Materials and chemical, Cell culture, Immunoprecipitation and immunoblotting and PTP1B activity assay are described in the expanded Material and Methods section in the online data supplement, available at http://www.bmbreports.org/jbmb_by_volume.html?vol=47.

Suppression of M3R and PTP1B by siRNA

M3R siRNA and PTP1B siRNA oligonucleotides designed as described previously were purchased from Eurogentec (GenePharma Co,Ltd, Shanghai, China) (22). The sequences of specific siRNA against M3R is 5'-CAAUGACCUUGCACAAUAATT-3'. The scrambled siRNA control is 5'-ACGUGACAC GUUCGGAGAATT-3'. The sequences of specific siRNA against PTP1B is 5'- CGGCCAUUUACCAGGAUAUTT-3'. The scrambled siRNA control is 5'-UUCUCCGAACGUGUCACGU TT-3'. Transient transfection of siRNA was performed using LipofectamineTM 2000 according to the manufacturer's instructions. In brief, the endothelial cells (1 × 105 cells/ml) were routinely grown on 24-well plates.

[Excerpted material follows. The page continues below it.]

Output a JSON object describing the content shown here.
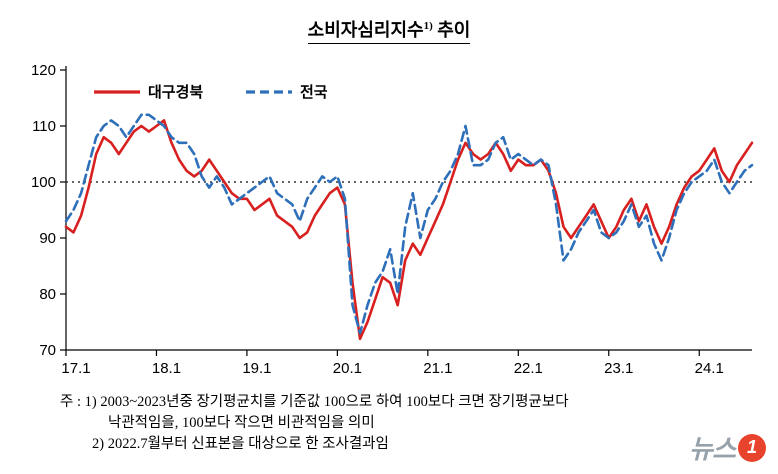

After 24 hours at approximately 50% confluences, cells were transfected with M3R siRNA or PTP1B siRNA. The final siRNA concentration was 20 nmol/L. The cells were incubated with the transfection complexes at 37℃ for 48 hours.

Permeability assay

Endothelial permeability was assessed as described previously (9). HUVEC cells (5 × 105 cells/ml) or HUVEC cells transfected with scrambled siRNA or with siRNA against M3R were seeded on collagen-coated transwell filters (0.4 μm pore size, Costar, Cambridge, USA) in 24-well dishes and grown until they reached confluence. They were pretreated with (1) different concentrations of 4-DAMP (10-9, 10-8, 10-7, 10-6, 10-5, and 10-4 mol/L) for 3 h, (2) fixed concentrations of 4-DAMP (1 × 10-6 mol/L) over a time period from 5 min to 6 h, (3) M3R agonist aetylcholine chloride (1 × 10-8 mol/L, 10 min) before 4-DAMP (10-8, 10-7, 10-6 and 10-5 mol/L, 30 min), or (4) scrambled siRNA or with specific siRNA against M3R. Afterward, FITC-dextran (Mr 40,000; Sigma, St. Louis, USA), at a final concentration of 1 mg/ml, was added to the upper chamber. At the indicated time points 50 μl samples were taken from the lower compartment and replaced with the same volume of growth medium. The sample was diluted with 950 μl of PBS, and the fluorescent intensity was measured with a spectrophotometer F-4500 an excitation wavelength of 485 nm and an emission wavelength of 530 nm.

Cell viability assay (MTT assay)

HUVEC cells (1 × 105 cells/mL) were incubated in 96 well cell culture microplates for 10 h with 4-DAMP (1 × 10-4 mol/L), M3R siRNA, or media alone for 10h. Then, cells were treated with MTT (2 mg/ml) for 4 h at 37℃, and were lysed with dimethyl sulfoxide (DMSO, 150 μl/well). The metabolized MTT was determined photometrically at a wavelength of 570 nm in a spectrophotometer.

Statistical analysis

Results are presented as the percentage of control values (means ± S.E.M). Differences at P < 0.05 were considered statistically significant. The data were analyzed using SPSS 17.0.